En guise d’entrée en matière, deux albums de soul purement instrumentale qui démontrent que la musique n’a pas forcément besoin de voix pour avoir une âme. Le premier, Changing light du groupe The Ironsides, nous vient de la Côte Ouest des États-Unis. Les thèmes très travaillés mêlant arpèges de guitare et cordes délicieusement rétro rappellent les meilleures productions de David Axelrod.

L’ambiance est plus planante encore chez Whatitdo Archive Group, dont les expérimentations psychédéliques s’inspirent du courant exotica des années 50 pour bâtir un Palace of a thousand sounds plein d’alcôves mystérieuses luxueusement décorées.

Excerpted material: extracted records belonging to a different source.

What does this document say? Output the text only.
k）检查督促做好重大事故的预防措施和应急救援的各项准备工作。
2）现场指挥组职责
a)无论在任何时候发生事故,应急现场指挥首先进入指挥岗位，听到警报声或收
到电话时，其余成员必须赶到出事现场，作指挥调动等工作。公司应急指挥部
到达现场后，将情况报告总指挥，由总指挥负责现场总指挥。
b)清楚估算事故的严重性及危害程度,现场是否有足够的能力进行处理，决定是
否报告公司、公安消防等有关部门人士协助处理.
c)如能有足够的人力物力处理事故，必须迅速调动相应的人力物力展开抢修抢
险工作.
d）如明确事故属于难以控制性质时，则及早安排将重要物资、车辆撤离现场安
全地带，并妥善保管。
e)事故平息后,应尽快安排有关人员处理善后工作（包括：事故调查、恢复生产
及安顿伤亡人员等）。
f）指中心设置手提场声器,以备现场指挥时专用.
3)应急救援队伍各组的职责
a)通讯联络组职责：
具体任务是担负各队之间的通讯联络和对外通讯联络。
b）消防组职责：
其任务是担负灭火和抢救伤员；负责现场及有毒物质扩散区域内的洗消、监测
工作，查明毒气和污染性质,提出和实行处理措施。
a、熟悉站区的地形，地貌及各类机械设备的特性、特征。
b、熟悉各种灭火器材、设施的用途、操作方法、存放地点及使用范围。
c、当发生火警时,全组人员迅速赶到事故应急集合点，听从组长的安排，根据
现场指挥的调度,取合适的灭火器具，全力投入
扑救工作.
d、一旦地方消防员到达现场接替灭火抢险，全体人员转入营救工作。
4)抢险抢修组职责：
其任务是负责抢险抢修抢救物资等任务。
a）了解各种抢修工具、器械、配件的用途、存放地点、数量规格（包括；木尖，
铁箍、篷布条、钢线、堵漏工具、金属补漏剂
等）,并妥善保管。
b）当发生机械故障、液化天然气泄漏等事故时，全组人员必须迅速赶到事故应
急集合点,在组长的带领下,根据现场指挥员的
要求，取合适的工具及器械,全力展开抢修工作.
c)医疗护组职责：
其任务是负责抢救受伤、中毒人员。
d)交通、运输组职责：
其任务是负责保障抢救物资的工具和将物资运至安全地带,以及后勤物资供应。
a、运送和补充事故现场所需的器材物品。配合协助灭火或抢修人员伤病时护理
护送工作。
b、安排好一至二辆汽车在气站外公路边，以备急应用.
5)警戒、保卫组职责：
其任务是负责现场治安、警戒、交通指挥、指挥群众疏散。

La voix est en revanche présente dès les premières mesures de Angels in science fiction de St Paul & The Broken Bones, et quelle voix ! Celle de Paul Janeway n’est pas sans évoquer Son Little ou Paul Spring de Holy Hive (artistes à écouter d’urgence si vous ne les connaissez pas encore), selon le registre abordé. Ajoutez à cela des compositions qui tiennent vraiment la route, sept musiciens qui assurent et vous pourriez bien tenir le meilleur disque de soul vocale de l’année !

Attendez tout de même avant d’établir votre palmarès définitif car la concurrence est rude. Candidate sérieuse au titre, l'Anglaise Izo Fitzroy a nourri son troisième album aux racines spirituelles et militantes de la soul. Très actuel par ses thèmes féministes, A good woman l'est également par sa couleur sonore, grâce au travail de production d'Oscar de Jong du groupe électro néerlandais Kraak & Smaak.

Signe des temps, ses compatriotes Smoove & Turrell, experts en tubes funky dansants, ont choisi d'afficher la couleur - politique - dès le titre. Red Ellen est un hommage à Ellen Wilkinson, députée travailliste britannique des années 30 et 40, qui fut après-guerre ministre de l'Éducation. Un appel à réenchanter le quotidien en liant musique festive et action politique. Allons-nous l'élire album de l'année ?

À moins que  Billy Valentine ne recueille notre suffrage… Compositeur pour Ray Charles et The Neville Brothers, il se retrouve enfin sous les projecteurs, à 70 ans passés. Billy Valentine and The Universal Truth met sa belle voix au service de classiques de la soul engagée. Entre groove et jazz, les chansons de Gil Scott-Heron, Curtis Mayfield ou Prince - entre autres - se voient ainsi sublimées par une relecture particulièrement inspirée.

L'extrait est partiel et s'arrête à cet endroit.